Overview

MZAP supports optional authentication with role-based access control. When enabled, users log in with a username and password, and their role determines what they can see and do. External systems can authenticate via API keys instead of interactive login.

When to enable authentication

By default, MZAP runs with authentication disabled — the UI loads without a login prompt and every request is treated as fully privileged. This is fine for a single-operator setup on a trusted machine.

Turn authentication on when:

More than one person uses the same installation and you want an audit trail or per-user restrictions.
Non-admin staff should control only specific players or zones (for example, a bartender who can adjust lounge volume but not the main hall).
You expose the MZAP web UI or API on a network that isn’t fully trusted.
You need to issue API keys for third-party integrations, scripts, or home-automation systems.

Enabling authentication

Authentication is toggled on the Users tab in MZAP. Before you can turn it on, at least one Admin user must exist — the UI blocks you from enabling auth without one so you can’t lock yourself out.

Open the Users tab.
Click Add User, fill in a username and password, and set the role to Admin.
Click Enable Authentication. Confirm the prompt.

From this point on, every browser session and API request must be authenticated. The next time you reload MZAP, a login dialog appears.

To turn it off again, click Disable Authentication on the Users tab. All existing sessions continue to work, and the login dialog stops appearing.

The three roles

MZAP ships with three fixed roles. See Roles and permissions for the full matrix.

Admin — full access, including user management and settings.
Operator — controls audio (play, pause, volume, routing) on the players and zones they are assigned to.
Viewer — read-only; can watch state and levels but cannot change anything.

Admins always see every player and zone. Operators and Viewers see only the resources explicitly assigned to them — see Player and zone assignments.

Logging in

When authentication is enabled, the login dialog appears on startup and after the session is invalidated. Enter the username and password set by your administrator. MZAP validates the credentials, creates a session, and remembers you for subsequent requests.

Sessions are held in memory on the server. They stay valid until:

You click Log out.
The MZAP application restarts.
An admin locks the workspace.
An admin deletes your account or disables it.

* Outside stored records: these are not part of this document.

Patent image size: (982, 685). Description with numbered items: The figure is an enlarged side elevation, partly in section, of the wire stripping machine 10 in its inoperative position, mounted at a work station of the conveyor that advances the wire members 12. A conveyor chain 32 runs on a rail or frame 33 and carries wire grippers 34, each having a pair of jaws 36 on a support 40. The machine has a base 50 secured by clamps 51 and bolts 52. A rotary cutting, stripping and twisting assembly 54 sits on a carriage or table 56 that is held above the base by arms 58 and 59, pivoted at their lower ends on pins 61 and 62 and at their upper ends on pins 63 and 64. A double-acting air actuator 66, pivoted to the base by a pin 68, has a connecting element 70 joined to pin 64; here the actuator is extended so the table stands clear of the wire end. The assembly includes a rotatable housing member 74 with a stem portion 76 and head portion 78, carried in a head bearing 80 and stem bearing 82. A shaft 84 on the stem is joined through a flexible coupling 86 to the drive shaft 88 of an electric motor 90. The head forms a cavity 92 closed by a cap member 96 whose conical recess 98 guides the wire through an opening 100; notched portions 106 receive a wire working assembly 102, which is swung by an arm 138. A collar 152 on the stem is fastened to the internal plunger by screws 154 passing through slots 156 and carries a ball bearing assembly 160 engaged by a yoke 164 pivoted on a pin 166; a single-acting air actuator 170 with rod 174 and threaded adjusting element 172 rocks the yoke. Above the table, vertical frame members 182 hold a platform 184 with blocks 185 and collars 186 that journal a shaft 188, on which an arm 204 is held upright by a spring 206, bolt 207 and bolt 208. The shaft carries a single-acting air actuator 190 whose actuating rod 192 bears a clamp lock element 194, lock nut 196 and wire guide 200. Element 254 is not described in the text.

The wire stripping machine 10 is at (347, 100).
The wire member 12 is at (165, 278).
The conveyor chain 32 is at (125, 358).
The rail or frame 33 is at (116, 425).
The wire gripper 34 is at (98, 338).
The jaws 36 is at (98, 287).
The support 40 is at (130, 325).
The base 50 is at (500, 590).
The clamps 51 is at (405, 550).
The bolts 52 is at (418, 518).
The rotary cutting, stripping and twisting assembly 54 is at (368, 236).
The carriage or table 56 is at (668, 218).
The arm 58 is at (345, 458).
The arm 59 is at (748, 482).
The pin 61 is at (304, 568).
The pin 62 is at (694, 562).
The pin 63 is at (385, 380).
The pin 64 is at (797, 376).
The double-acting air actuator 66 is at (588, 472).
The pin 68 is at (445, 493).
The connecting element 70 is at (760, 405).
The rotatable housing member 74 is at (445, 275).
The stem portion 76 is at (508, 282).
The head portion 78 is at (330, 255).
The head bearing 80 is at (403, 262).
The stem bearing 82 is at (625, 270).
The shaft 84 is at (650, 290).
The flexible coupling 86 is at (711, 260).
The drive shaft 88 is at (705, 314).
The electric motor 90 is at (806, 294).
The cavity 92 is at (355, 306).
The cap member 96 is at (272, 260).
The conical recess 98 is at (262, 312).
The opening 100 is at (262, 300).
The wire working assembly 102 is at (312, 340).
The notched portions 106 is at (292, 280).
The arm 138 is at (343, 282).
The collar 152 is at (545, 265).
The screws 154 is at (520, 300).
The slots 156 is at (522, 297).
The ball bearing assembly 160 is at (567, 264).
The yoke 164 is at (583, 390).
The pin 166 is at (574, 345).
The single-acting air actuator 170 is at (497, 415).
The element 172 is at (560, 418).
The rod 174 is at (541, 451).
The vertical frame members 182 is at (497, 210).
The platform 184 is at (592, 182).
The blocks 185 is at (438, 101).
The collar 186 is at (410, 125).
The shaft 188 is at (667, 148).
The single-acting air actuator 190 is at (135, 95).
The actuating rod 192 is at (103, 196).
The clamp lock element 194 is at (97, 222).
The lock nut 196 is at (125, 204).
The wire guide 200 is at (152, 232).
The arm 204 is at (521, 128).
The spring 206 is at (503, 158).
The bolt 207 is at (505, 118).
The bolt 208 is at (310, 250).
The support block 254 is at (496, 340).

There is no idle timeout or fixed expiry in the current version.

Authentication methods

The server accepts credentials in several forms. Most users never need to think about this — the web UI handles it automatically — but it matters when you build integrations.

Method	Where to put it	Used by
Session token	`Authorization: Bearer <token>`	Web UI after login
API key header	`X-API-Key: <key>`	Scripts, integrations
API key query	`?apiKey=<key>`	Server-Sent Events, media URLs
Session query	`?token=<token>`	Server-Sent Events from the UI

See API keys for how to generate and use keys.

Password policy

Minimum length is 4 characters.
Passwords are salted and hashed before being written to disk.
The plain-text password is never stored or logged.
There is no password-complexity enforcement or forced rotation — treat this as a local-venue tool, not a public-internet service.

Where user data lives

User accounts live on the MZAP host and follow the installation. Player and zone assignments live inside the active workspace file, so they travel with the workspace when you export or migrate a setup.

Because assignments are tied to usernames (not user IDs), you can move a workspace between installations as long as you recreate the same usernames on the target machine.